Sister Mary Joseph Dempsey (1856-1939) was the surgical assistant of Dr William J Mayo at St. Mary’s Hospital in Rochester, Minnesota from 1890 to 1915. During this period, while preparing patients with gastric cancer for surgical resection, Sister Joseph noted the association between paraumbilical nodules observed during skin preparation for surgery and metastatic intra-abdominal cancer confirmed at surgery who invariably had a poor outcome and succumbed relatively early postoperatively.
Dr. Mayo first reported the condition as “pants-button umbilicus” in a lecture to the Cincinnati Academy of Medicine in 1928. The Eponymous term SMJN did not exist, however, until 1949, when the English surgeon Hamilton Bailey, in the eleventh edition of his famous textbook “Demonstrations of Physical Signs in Clinical Surgery”, coined the term “Sister Joseph’s nodule” for umbilical metastases.
The most common primary source is the gastrointestinal tract (35 - 65%,commonly gastric cancer, rarely colonic or pancreatic cancer, mostly in men), followed by pelvic (12 - 35%, usually gynecological like ovarian and uterine cancer). .In 20 - 30% of the patients the source of the primary tumor remains unknown, rarely urinary or respiratory tract malignancies cause umbilical metastasis.
Tumor may spread to the umbilicus through lymph ducts, blood vessels, contiguous extension, and embryologic remnants. This sign may be the first clinical manifestation of occult internal cancer or indicates tumor recurrence.
The nodule may be painful and ulcerated or firm to hard plaque, sometimes with pus, blood or serous fluid. The average survival time has been reported to be 11 months with < 15% of the patients surviving >2 years. SMJN constitutes 83% of all malignant umbilical tumors, being more common than primary malignant umbilical tumors. The most common histological type is adenocarcinoma (75%).

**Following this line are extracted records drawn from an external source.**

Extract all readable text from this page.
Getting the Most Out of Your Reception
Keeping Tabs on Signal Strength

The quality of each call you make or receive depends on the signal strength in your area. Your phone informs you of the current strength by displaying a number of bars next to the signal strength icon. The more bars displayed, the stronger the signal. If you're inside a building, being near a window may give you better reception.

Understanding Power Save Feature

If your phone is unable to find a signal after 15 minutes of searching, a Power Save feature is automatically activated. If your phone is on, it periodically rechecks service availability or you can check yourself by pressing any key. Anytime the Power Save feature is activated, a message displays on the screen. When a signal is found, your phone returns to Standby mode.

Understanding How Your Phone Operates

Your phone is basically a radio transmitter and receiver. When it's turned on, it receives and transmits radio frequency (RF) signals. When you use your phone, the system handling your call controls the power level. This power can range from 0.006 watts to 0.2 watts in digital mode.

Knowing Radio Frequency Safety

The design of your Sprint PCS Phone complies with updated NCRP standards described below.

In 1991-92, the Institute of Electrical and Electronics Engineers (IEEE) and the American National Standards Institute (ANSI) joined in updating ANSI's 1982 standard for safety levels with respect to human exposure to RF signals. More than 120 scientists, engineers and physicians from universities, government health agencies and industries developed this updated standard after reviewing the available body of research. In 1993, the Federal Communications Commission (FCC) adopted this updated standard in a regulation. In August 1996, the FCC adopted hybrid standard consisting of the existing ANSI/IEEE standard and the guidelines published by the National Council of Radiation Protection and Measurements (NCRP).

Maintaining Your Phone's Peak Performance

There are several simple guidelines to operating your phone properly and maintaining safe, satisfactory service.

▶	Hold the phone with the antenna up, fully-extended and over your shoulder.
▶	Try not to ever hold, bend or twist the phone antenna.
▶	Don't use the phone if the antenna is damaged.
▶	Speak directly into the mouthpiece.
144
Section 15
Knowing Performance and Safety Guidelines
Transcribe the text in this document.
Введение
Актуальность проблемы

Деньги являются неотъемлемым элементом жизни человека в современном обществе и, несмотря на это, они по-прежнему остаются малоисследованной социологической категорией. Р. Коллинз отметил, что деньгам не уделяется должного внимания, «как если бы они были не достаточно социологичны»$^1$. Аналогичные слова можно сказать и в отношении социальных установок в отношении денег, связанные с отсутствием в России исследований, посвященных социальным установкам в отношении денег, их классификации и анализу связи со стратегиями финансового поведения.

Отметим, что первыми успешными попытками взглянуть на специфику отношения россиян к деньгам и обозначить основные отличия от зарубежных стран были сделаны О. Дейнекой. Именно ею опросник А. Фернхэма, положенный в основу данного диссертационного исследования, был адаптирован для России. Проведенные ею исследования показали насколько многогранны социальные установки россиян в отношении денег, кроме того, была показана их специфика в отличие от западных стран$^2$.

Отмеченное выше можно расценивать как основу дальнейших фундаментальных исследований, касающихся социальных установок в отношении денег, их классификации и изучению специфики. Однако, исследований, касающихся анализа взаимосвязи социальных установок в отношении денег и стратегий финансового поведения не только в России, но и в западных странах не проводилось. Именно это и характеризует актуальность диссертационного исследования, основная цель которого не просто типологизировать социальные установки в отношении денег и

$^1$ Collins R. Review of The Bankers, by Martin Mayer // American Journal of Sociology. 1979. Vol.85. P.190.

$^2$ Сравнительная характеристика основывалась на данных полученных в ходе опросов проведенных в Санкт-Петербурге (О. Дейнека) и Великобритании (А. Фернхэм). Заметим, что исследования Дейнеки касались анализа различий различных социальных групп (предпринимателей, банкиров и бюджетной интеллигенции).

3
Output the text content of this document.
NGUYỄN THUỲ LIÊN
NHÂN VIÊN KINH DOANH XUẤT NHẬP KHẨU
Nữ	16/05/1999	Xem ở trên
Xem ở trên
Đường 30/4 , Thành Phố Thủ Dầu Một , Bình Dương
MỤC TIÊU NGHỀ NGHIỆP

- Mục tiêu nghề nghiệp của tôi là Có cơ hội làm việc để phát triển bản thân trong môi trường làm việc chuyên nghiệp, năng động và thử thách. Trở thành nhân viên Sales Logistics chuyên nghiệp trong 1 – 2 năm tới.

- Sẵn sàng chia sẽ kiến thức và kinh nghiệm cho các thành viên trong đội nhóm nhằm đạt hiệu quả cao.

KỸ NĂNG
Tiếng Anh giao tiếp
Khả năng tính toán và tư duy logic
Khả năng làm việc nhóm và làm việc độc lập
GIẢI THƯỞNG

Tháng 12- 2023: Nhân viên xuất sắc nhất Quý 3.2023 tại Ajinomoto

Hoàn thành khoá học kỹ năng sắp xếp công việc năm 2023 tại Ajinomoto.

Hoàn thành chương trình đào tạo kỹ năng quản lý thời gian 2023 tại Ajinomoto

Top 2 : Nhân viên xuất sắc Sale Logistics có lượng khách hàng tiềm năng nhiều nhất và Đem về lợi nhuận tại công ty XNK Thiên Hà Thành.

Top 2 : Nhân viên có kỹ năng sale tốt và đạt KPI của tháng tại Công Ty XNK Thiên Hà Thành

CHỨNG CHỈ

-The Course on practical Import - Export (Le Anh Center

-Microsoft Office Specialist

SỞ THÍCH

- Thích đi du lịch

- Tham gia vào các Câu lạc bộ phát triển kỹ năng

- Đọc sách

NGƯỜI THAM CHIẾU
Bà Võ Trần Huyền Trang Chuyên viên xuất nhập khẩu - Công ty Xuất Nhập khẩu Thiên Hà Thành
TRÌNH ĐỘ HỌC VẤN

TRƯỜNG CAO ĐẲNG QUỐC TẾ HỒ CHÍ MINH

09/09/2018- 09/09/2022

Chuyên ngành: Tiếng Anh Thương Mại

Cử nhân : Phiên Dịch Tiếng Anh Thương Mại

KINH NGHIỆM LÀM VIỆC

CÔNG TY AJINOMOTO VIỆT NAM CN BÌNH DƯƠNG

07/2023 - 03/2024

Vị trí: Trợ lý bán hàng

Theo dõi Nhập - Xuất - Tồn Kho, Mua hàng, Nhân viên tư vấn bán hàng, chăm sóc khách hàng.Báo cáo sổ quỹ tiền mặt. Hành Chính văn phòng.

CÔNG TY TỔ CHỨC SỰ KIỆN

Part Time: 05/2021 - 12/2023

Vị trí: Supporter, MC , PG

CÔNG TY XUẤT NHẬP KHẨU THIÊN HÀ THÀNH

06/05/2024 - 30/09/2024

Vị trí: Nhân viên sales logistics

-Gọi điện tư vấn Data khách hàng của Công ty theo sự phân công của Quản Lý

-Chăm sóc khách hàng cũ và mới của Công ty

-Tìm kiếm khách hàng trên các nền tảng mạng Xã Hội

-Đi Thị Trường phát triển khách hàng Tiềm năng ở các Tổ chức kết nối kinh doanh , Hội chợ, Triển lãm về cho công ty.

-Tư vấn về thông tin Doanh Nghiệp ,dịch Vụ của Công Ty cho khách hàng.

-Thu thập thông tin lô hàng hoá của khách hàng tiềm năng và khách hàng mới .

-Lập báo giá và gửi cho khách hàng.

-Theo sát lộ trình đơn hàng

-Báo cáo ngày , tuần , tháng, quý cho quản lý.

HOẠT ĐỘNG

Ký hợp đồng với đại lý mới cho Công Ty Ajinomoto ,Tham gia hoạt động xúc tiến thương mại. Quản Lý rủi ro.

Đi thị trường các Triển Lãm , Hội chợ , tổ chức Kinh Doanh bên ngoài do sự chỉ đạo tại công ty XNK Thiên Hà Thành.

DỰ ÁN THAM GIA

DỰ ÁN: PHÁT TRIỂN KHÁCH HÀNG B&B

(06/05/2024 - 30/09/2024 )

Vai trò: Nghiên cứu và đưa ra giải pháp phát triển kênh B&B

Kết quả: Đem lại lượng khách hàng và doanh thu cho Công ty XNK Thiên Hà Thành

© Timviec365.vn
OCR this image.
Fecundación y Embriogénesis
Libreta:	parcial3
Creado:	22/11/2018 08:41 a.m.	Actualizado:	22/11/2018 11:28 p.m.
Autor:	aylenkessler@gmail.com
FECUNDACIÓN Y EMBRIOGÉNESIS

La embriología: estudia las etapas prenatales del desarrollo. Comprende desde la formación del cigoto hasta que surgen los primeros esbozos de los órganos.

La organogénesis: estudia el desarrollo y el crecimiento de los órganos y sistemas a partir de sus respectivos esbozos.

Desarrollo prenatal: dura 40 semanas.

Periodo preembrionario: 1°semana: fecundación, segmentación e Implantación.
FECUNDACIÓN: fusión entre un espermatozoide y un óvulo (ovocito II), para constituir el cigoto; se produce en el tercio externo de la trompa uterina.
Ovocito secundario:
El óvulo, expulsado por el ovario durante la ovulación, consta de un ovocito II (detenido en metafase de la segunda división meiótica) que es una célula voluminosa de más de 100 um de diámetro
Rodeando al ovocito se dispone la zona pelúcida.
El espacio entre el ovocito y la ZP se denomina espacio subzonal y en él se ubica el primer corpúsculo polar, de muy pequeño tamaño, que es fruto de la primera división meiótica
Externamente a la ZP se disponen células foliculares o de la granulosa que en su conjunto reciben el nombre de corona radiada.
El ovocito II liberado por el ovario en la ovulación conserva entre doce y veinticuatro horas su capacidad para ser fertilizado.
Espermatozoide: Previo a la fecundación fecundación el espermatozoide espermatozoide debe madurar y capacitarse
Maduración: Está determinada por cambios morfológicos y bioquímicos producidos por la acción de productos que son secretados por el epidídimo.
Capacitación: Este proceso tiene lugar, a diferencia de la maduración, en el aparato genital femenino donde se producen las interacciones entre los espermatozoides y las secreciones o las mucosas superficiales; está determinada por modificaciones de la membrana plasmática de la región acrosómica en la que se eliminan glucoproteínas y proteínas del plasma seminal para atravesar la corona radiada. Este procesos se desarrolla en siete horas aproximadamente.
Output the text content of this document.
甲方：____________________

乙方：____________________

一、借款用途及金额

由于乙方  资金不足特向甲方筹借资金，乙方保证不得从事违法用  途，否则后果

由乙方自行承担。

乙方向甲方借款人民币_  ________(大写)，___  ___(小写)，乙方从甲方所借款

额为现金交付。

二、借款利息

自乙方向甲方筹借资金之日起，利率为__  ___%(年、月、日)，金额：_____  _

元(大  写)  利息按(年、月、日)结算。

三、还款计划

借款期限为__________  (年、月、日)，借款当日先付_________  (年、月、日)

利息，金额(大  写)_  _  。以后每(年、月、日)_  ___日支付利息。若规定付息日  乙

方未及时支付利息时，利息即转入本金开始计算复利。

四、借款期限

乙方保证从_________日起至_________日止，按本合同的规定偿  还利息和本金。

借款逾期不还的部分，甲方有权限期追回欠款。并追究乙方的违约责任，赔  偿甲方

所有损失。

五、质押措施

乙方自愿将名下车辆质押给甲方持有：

Once SMJN is discovered, a biopsy, either excisional or fine needle aspiration (FNA), is mandatory to establish diagnosis and to find the possible primary site. Various imaging modalities such as ultrasonography (USG), computed tomography (CT), magnetic resonance imaging (MRI) can aid in establishing the diagnosis. The histopathologic evaluation may show characteristics of the underlying tumor, SMJN usually represents widespread metastasis and treatment is commonly palliative, leading to a poor outcome. This report emphasizes the need for careful evaluation of any umbilical lesion and the importance of histologic diagnosis in case of doubt.